Show $y^Ty-n^{-1}(\sum y_i)^2=y^T(I-n^{-1}1_n1_n^T)y=\sum(y_i-\bar y)^2$?

Question

Here is the picture of my notes:

How does $y^Ty-n^{-1}(\sum y_i)^2=\sum(y_i-\bar y)^2$?
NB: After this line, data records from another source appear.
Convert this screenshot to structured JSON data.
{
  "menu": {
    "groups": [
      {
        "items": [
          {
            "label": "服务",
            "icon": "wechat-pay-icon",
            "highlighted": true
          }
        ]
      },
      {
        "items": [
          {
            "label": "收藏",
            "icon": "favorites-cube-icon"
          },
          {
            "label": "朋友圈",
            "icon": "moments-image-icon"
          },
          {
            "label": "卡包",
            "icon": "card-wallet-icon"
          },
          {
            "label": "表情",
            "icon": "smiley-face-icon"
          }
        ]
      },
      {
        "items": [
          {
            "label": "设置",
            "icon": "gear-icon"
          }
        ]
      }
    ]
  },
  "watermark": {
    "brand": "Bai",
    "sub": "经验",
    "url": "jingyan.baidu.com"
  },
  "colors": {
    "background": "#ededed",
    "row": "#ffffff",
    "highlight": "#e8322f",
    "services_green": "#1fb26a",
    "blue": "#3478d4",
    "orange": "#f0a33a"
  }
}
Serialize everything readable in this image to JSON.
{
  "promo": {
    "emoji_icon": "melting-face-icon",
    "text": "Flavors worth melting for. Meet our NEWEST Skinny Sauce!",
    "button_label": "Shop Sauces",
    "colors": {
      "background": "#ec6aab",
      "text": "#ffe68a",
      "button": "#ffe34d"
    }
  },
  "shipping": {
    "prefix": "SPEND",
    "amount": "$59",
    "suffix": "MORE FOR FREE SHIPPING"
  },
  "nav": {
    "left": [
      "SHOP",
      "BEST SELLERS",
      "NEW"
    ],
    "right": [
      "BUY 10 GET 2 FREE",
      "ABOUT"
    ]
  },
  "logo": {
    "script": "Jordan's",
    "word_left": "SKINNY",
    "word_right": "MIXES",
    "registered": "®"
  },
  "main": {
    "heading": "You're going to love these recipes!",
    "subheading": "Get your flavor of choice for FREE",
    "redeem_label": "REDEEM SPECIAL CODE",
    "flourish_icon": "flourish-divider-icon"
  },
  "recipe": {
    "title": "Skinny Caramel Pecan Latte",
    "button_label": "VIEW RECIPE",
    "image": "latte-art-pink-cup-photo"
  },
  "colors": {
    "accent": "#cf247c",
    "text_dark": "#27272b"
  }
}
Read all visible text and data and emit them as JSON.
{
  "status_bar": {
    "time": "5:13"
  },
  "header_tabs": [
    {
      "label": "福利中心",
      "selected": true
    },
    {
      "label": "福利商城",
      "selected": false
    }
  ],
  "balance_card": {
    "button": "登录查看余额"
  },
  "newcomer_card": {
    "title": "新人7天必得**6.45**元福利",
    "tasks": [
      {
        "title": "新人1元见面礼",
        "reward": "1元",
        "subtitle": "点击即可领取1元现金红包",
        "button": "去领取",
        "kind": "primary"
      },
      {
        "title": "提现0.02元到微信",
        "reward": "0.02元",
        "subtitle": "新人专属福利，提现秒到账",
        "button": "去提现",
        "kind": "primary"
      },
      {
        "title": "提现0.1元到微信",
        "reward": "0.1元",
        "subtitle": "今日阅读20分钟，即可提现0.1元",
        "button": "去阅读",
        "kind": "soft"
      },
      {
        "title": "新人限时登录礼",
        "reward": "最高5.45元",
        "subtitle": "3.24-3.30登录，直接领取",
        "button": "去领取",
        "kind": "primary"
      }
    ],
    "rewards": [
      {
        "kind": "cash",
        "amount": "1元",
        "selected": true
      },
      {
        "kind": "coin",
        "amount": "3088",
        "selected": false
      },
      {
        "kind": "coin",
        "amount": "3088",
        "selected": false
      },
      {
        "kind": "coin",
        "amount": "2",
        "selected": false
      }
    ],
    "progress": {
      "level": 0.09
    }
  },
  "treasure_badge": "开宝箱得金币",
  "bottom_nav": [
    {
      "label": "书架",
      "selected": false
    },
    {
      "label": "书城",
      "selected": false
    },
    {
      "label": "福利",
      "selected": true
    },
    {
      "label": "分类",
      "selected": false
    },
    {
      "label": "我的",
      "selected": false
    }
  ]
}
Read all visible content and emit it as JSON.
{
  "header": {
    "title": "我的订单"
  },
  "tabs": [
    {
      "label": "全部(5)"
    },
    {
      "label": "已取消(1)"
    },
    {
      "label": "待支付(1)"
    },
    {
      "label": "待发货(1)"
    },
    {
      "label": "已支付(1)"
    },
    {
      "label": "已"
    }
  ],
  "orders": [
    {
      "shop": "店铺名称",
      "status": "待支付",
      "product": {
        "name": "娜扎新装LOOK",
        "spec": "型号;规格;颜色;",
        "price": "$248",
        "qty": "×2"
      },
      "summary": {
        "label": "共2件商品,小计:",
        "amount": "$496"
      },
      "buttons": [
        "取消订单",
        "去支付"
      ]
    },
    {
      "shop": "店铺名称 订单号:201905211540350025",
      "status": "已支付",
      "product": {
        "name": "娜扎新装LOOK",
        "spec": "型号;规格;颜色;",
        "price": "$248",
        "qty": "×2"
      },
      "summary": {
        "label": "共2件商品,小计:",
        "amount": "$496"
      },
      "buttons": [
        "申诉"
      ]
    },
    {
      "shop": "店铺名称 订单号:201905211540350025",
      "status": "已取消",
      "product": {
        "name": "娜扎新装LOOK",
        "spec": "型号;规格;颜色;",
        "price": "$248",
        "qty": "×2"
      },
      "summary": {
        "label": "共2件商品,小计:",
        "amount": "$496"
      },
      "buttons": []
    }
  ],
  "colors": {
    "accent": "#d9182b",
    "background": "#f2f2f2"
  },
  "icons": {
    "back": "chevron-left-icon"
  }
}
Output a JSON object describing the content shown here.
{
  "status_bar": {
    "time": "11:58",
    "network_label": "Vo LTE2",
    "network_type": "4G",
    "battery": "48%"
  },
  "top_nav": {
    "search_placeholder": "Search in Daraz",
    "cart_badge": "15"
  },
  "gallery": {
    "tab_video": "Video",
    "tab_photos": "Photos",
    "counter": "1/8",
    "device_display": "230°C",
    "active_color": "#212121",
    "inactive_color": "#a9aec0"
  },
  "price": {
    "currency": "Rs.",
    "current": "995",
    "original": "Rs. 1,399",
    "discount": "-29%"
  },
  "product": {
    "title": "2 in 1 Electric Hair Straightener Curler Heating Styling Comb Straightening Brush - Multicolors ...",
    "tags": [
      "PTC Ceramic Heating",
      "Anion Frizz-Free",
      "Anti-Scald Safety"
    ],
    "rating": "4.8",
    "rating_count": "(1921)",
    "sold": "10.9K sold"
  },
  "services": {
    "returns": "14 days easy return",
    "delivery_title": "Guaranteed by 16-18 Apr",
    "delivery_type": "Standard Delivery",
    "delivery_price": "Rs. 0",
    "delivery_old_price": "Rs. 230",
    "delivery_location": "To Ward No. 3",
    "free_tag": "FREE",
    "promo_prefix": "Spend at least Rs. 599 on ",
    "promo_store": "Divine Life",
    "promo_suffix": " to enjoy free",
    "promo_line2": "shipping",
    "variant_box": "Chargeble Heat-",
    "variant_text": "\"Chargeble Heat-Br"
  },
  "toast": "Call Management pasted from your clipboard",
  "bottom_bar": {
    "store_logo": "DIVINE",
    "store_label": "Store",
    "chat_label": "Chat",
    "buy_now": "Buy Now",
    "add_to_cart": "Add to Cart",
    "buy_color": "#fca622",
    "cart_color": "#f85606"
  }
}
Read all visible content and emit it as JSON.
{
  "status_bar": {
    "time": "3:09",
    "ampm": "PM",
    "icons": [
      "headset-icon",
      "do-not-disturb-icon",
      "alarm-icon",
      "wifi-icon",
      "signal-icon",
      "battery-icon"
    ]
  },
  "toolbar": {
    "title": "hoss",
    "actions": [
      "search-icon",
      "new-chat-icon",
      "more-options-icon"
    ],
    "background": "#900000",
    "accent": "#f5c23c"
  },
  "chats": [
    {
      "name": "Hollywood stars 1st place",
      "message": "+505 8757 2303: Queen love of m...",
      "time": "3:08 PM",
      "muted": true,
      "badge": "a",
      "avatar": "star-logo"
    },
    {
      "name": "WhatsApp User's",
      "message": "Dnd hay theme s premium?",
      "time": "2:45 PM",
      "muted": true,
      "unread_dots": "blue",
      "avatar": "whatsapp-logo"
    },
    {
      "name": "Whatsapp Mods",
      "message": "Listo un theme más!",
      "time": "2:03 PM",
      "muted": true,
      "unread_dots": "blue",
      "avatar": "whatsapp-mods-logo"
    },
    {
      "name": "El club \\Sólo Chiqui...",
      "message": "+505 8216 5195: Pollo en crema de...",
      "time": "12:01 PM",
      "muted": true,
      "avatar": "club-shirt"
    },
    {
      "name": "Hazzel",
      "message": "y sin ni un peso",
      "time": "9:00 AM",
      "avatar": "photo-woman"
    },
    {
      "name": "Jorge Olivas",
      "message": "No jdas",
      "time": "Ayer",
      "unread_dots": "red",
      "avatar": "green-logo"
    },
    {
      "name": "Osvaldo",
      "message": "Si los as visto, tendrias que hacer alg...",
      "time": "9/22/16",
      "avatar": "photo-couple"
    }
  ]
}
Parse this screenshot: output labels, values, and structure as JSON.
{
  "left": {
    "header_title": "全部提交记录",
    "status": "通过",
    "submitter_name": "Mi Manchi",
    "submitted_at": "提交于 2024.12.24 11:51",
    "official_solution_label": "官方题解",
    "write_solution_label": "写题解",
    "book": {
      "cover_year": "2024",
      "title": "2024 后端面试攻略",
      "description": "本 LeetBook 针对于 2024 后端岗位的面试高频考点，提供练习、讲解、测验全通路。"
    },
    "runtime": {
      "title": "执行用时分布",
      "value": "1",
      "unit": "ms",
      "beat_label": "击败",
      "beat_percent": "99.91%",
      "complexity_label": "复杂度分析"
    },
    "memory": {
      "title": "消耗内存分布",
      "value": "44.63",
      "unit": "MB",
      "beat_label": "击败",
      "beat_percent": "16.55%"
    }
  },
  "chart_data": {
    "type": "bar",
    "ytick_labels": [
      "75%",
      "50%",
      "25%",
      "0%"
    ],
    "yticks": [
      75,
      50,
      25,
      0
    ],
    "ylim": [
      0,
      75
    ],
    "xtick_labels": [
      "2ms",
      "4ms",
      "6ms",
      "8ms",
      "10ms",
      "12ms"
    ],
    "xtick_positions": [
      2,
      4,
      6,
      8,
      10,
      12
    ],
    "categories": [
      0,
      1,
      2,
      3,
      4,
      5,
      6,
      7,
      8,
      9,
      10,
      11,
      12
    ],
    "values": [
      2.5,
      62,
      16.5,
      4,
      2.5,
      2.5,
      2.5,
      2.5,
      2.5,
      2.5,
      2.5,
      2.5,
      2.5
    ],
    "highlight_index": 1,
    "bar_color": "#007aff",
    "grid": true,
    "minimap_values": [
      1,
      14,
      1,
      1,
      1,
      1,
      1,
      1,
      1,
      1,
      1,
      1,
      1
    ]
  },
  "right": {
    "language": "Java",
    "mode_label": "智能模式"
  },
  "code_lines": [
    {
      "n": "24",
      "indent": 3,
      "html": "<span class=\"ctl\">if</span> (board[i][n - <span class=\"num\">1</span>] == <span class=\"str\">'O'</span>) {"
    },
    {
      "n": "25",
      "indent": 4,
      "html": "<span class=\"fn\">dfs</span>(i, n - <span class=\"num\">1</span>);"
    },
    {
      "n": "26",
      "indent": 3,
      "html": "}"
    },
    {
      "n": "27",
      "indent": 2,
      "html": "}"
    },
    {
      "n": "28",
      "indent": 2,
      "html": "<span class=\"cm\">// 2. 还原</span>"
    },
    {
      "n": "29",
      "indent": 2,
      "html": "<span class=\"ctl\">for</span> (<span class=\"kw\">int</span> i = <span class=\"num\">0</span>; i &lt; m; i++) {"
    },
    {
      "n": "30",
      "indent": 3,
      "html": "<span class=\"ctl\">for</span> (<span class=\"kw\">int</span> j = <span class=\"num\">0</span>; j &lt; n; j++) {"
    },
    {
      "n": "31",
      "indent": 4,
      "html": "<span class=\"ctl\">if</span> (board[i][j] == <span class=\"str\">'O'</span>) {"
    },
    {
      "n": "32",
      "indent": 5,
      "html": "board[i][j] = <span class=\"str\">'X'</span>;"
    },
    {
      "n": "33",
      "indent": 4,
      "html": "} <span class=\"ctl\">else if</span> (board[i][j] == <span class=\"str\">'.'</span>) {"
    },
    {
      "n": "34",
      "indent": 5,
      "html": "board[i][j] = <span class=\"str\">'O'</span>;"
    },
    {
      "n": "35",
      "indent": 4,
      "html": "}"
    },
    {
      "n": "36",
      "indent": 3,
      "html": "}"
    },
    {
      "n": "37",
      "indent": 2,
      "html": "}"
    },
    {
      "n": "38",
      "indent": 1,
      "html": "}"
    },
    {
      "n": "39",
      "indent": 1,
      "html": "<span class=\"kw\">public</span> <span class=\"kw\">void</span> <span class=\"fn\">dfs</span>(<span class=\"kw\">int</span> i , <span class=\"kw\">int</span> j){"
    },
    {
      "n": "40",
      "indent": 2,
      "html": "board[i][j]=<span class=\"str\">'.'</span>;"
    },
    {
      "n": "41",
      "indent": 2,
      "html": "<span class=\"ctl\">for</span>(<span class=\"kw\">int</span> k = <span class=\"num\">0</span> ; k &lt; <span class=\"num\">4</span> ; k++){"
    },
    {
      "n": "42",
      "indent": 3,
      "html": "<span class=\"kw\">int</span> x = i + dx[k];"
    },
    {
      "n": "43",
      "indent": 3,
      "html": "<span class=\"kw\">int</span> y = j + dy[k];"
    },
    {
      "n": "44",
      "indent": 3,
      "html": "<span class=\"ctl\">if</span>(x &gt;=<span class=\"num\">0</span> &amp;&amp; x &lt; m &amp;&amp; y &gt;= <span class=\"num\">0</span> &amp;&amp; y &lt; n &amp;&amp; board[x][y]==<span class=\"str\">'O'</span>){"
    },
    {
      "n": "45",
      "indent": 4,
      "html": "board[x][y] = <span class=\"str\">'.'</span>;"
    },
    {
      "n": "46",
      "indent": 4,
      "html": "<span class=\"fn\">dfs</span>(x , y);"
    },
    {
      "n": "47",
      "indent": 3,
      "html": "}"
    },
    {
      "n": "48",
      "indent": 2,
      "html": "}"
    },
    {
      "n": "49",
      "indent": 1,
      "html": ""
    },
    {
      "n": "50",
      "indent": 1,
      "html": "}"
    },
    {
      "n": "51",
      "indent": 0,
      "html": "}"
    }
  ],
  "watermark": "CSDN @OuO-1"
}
I can see that: $y^Ty-n^{-1}(\sum y_i)^2=y^T(I-n^{-1}1_n1_n^T)y$

I also see that $\frac{n}{n^2}(\sum y_i)^2=n\bar y^2$

Answer 1

What you may be missing is that $y^Ty=\sum_iy_i^2$, so that

$$\begin{align*} y^Ty-\frac1n\left(\sum_iy_i\right)^2&=\sum_iy_i^2-\frac1n\left(\sum_iy_i\right)^2\\ &=\sum_iy_i^2-\frac1n(n\bar y)^2\\ &=\sum_iy_i^2-n\bar y^2\;. \end{align*}$$

On the other hand,

$$\begin{align*} \sum_i(y_i-\bar y)^2&=\sum_i\left(y_i^2-2\bar yy_i+\bar y^2\right)\\ &=\sum_iy_i^2-2\bar y\sum_iy_i+n\bar y^2\\ &=\sum_iy_i^2-2\bar y(n\bar y)+n\bar y^2\\ &=\sum_iy_i^2-n\bar y^2\;, \end{align*}$$

so

$$y^Ty-\frac1n\left(\sum_iy_i\right)^2=\sum_I(y_i-\bar y)^2\;.$$